(concurring in part and dissenting in part).
I agree with the majority opinion to the extent that it affirms the order of the district court denying plaintiff’s motion for a judgment n. o. v. I do so because I am satisfied that the evidence of informed consent, whether evaluated by the federal or Pennsylvania law standard, created an issue to be resolved by the jury.
However, contrary to the majority of the court, I think it was error for the district court to deny plaintiff’s motion for a new trial. The majority’s conclusion is premised on its determination that there was evidence which warranted the district court in giving the jury a charge on emergency. I cannot agree.
The evidence relied upon in the majority opinion as creating a jury issue as to emergency is the doctors’ testimony that an emergency existed which required the operation be performed at that particular time. I accept that testimony as true; but under the undisputed facts of this *948case it did not establish an “emergency” which excused the need for an informed consent. Plaintiff’s wife was in the hospital for a total period of over 30 days prior to the operation and no one questions the doctors’ testimony that surgery was the only treatment contemplated from the date of her admission to the hospital. It is not disputed that two blank forms were signed by the plaintiff and his wife, respectively, consenting to an operation. Moreover, one of the defendants testified that he spoke to plaintiff about two days before the operation and told him that it would be done on “either of the following two days.” The reality is that the defendants had procured a consent to the operation well before it was performed.
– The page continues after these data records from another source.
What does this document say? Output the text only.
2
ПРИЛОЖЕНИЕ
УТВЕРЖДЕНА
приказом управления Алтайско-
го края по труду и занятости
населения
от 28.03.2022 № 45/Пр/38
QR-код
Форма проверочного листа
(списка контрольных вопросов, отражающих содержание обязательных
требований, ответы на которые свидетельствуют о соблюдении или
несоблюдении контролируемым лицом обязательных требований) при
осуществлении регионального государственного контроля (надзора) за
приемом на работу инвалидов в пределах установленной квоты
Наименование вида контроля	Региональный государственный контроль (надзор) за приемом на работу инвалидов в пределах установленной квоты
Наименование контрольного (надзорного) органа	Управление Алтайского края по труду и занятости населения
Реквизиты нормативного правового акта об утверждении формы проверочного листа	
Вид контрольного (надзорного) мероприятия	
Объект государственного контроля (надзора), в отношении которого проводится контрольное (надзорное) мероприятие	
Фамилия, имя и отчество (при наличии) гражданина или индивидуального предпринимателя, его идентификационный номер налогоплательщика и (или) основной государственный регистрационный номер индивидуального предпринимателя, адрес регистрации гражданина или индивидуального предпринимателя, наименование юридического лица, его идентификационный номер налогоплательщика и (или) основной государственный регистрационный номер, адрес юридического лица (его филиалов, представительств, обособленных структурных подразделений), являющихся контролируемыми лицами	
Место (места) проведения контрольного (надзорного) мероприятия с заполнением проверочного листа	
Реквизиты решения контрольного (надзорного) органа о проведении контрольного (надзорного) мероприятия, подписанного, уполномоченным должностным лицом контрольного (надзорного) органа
This, then, is not a case which required that an operation be performed before a consent could be obtained. Merely because plaintiff thereafter denied that the consent was an informed one does not warrant a treatment of this case as though the events prior to the operation had not occurred.
I would therefore set aside the verdict and grant a new trial because the jury returned a general verdict and it is therefore not possible to say that the jury’s verdict did not result from an unwarranted finding that there was an emergency which excused the need to procure an informed consent.